Txai Suruí a 25 ans, un lignage important et une appartenance. Elle vient d'une famille d'activistes connue et faisant autorité: son père est le chef Almir Suruí, qui a grandi dans la Forêt amazonienne brésilienne, la tribu des Lapetanha en Rondônia. En 2012, il a été défini par la revue Forbes comme le brésilien le plus créatif dans le secteur des affaires et élu l'année suivante par les Nations unies le  “Héros de la forêt”; sa mère est Ivaneide Suruí, une figure légendaire dans la lutte ontre la déforestation en Amazonie.

Txai appartient à cette tradition familiale et la poursuit: c'est une activiste du peuple Paiter Suruí; coordinatrice de Kanindé, une association pour la défense ethnique et environnementale qui travaille depuis 30 ans avec les autochtones; coordinatrice du Mouvement des jeunes autochtones de  Rondônia; volontaire d'Engajamundo; conseillère du  Wwf Brésil.

Ce n'est pas un curriculum. «L’activisme n'est pas un choix. Nous combattons parce que nous n'avons pas d'autre choix, et nous devons le faire de la meilleure façon possible», dit cette jeune fille, préparée et déterminée.

 «Alors que vous fermez les yeux face à la réalité, le gardien de la forêt Ari-Uru-Eu-Wau-Wau, mon ami d'enfance, a été tué pour avoir défendu la nature. Les peuples autochtones sont les premiers concernés par l'urgence climatique, c'est pour cette raison qu'ils doivent être au centre des décisions pour l'arrêter. Nous avons des idées pour éloigner la fin du monde. Nous freinons les émissions de fausses promesses irresponsables, nous mettons fin à la pollution de paroles vides et nous luttons pour un avenir et un présent vivable. Que notre utopie soit l'avenir de la Terre».

Il y a dix mois, elle s'est présentée face aux plus de cent leaders mondiaux réunis à  Glasgow pour la Conférence Onu sur le changement climatique en portant sur la tête son chapeau de plumes vertes. «Nous l'appelons Cocar. Nous le changeons selon les occasions. Cette fois-ci je portais un Cocar de guerre pour réaffirmer que nous, les autochtones, sommes disposés à combattre, pas avec les armes mais avec la sagesse des paroles. C'est ce qu'ont fait fait mes oncles quand ils ont su que j'aurais représenté non seulement notre peuple, mais tous les peuples natifs de l'Amazonie devant le monde», raconte-t-elle alors qu'elle essaye la “couronne de plume” sur ses cheveux attachés en une longue queue de cheval noire et brillante. Le Cocar fait un effet étrange porté avec des jeans. C'est ainsi – avec des lunettes, un tablet, des plumes et un pantalon – que cette jeune fille  avait l'habitude de circuler dans les couloirs du Scottish event campus de Glasgow, elle qui avant même d'avoir 25 ans a ouvert la cop 26.
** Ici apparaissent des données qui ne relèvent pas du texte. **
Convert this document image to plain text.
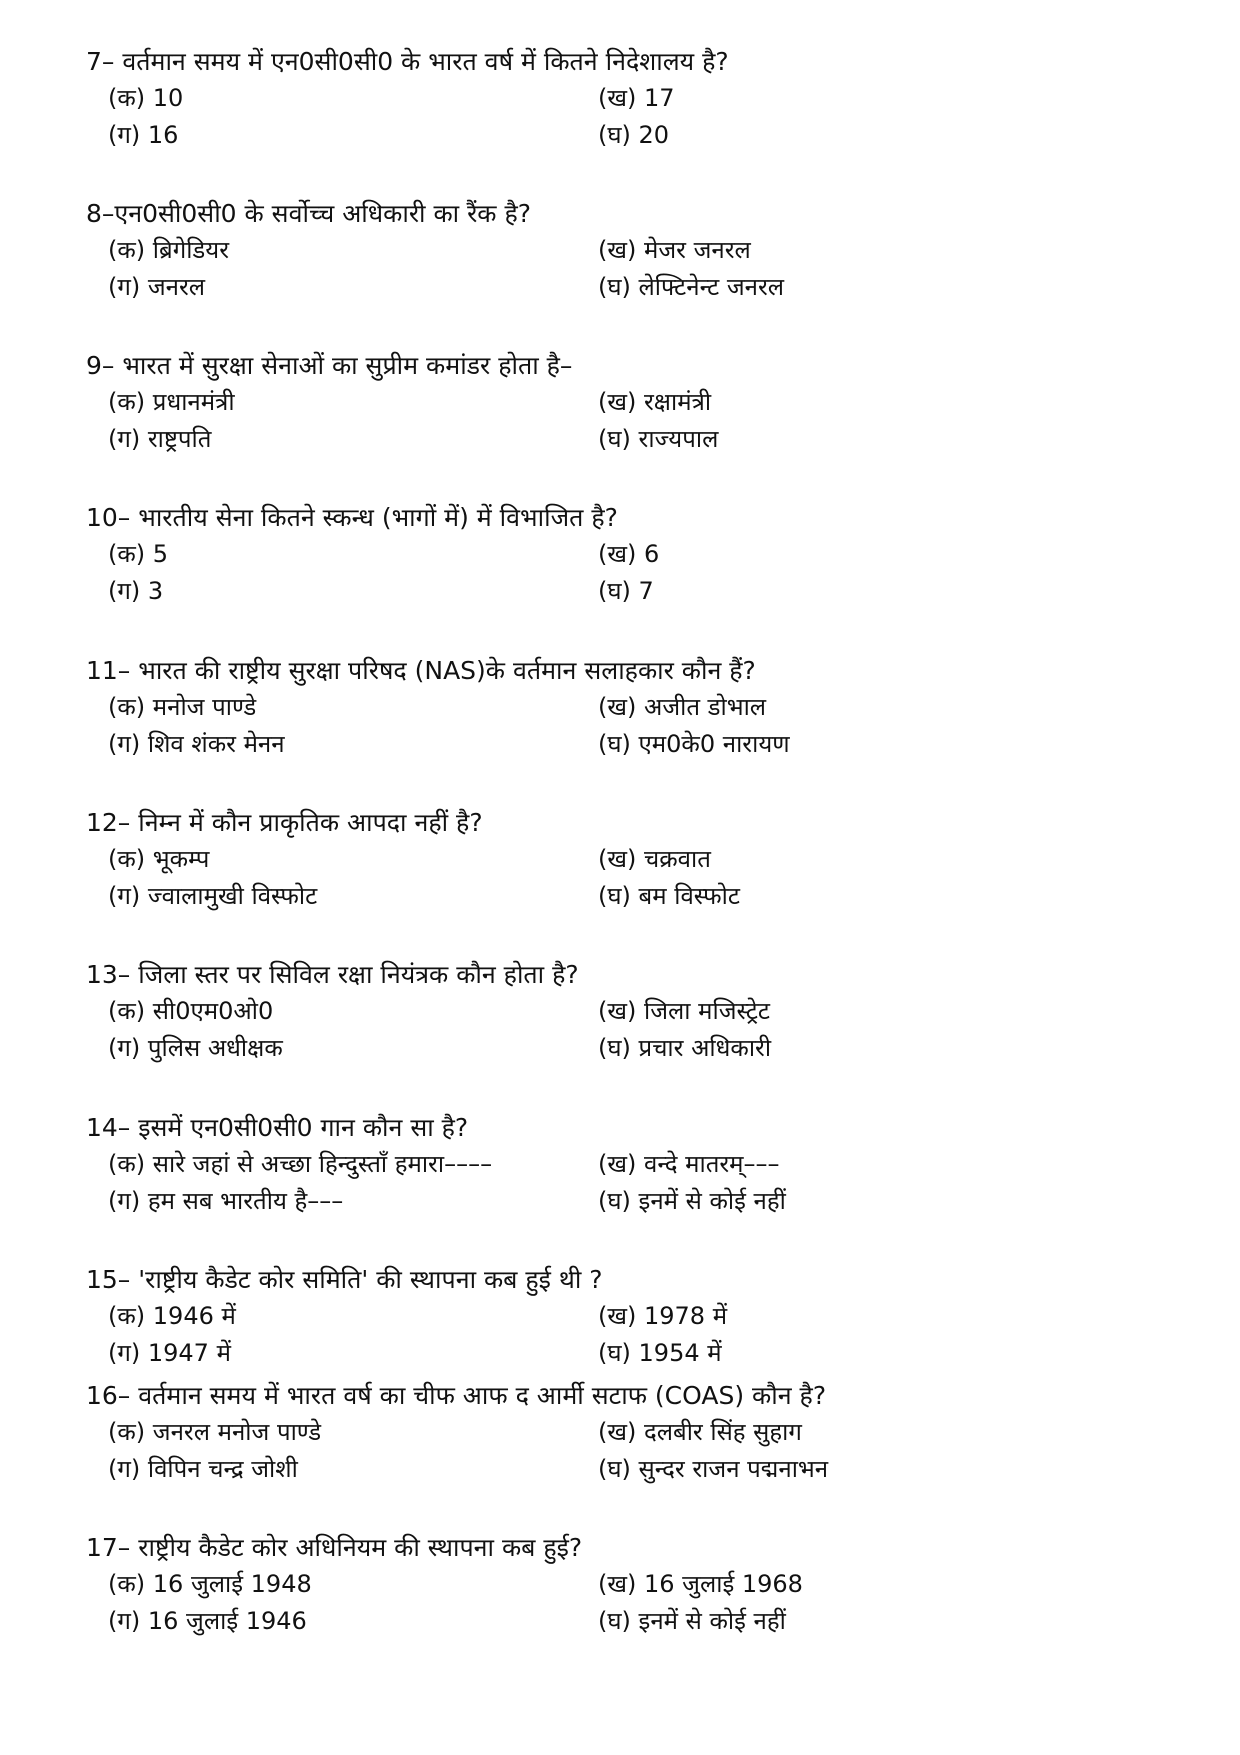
7– वर्तमान समय में एन0सी0सी0 के भारत वर्ष में कितने निदेशालय है?
(क) 10	(ख) 17
(ग) 16	(घ) 20
8–एन0सी0सी0 के सर्वोच्च अधिकारी का रैंक है?
(क) ब्रिगेडियर	(ख) मेजर जनरल
(ग) जनरल	(घ) लेफ्टिनेन्ट जनरल
9– भारत में सुरक्षा सेनाओं का सुप्रीम कमांडर होता है–
(क) प्रधानमंत्री	(ख) रक्षामंत्री
(ग) राष्ट्रपति	(घ) राज्यपाल
10– भारतीय सेना कितने स्कन्ध (भागों में) में विभाजित है?
(क) 5	(ख) 6
(ग) 3	(घ) 7
11– भारत की राष्ट्रीय सुरक्षा परिषद (NAS)के वर्तमान सलाहकार कौन हैं?
(क) मनोज पाण्डे	(ख) अजीत डोभाल
(ग) शिव शंकर मेनन	(घ) एम0के0 नारायण
12– निम्न में कौन प्राकृतिक आपदा नहीं है?
(क) भूकम्प	(ख) चक्रवात
(ग) ज्वालामुखी विस्फोट	(घ) बम विस्फोट
13– जिला स्तर पर सिविल रक्षा नियंत्रक कौन होता है?
(क) सी0एम0ओ0	(ख) जिला मजिस्ट्रेट
(ग) पुलिस अधीक्षक	(घ) प्रचार अधिकारी
14– इसमें एन0सी0सी0 गान कौन सा है?
(क) सारे जहां से अच्छा हिन्दुस्ताँ हमारा––––	(ख) वन्दे मातरम्–––
(ग) हम सब भारतीय है–––	(घ) इनमें से कोई नहीं
15– 'राष्ट्रीय कैडेट कोर समिति' की स्थापना कब हुई थी ?
(क) 1946 में	(ख) 1978 में
(ग) 1947 में	(घ) 1954 में
16– वर्तमान समय में भारत वर्ष का चीफ आफ द आर्मी सटाफ (COAS) कौन है?
(क) जनरल मनोज पाण्डे	(ख) दलबीर सिंह सुहाग
(ग) विपिन चन्द्र जोशी	(घ) सुन्दर राजन पद्मनाभन
17– राष्ट्रीय कैडेट कोर अधिनियम की स्थापना कब हुई?
(क) 16 जुलाई 1948	(ख) 16 जुलाई 1968
(ग) 16 जुलाई 1946	(घ) इनमें से कोई नहीं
Ce 31 octobre 2021, jour d'ouverture de la Conférence Onu, s'est réalisée la prophétie de son père, le cacique (chef) Almir Narayamoga qui, peu après sa naissance, en présentant Txai à la communauté  Paiter-Suruí de Sete do Setembro, à Cacoal, plaça la petite fille sur un tronc d'arbre et la définit comme une future labiway esagah, une leader dans la langue tupi-mondé parlée par les natifs. Txai a appris la résistance avant même de venir au monde. Au cours de la grossesse, sa mère,  Neidinha, activiste historique, passait de longues heures à raconter à sa fille attendue depuis si longtemps, les mythes de son peuple. Et elle l'exhortait à le protéger, comme ses parents avaient cherché à le faire, en première ligne pour dénoncer les incursions des trafiquants de bois. Un engagement pour lequel ce couple a plusieurs fois été menacé de mort, obligé de se cacher et de vivre sous escorte.

La question de l'Amazonie divise le monde: il y a la protection de la forêt pluviale la plus grande du monde, un écosystème fondamental pour la survie de l'homme de cette terre, et il y a les visées sur la gestion de ses immenses ressources. D'un côté, l'enjeu est environnemental, historique et culturel ; de l'autre, il est économique, politique, de pouvoir.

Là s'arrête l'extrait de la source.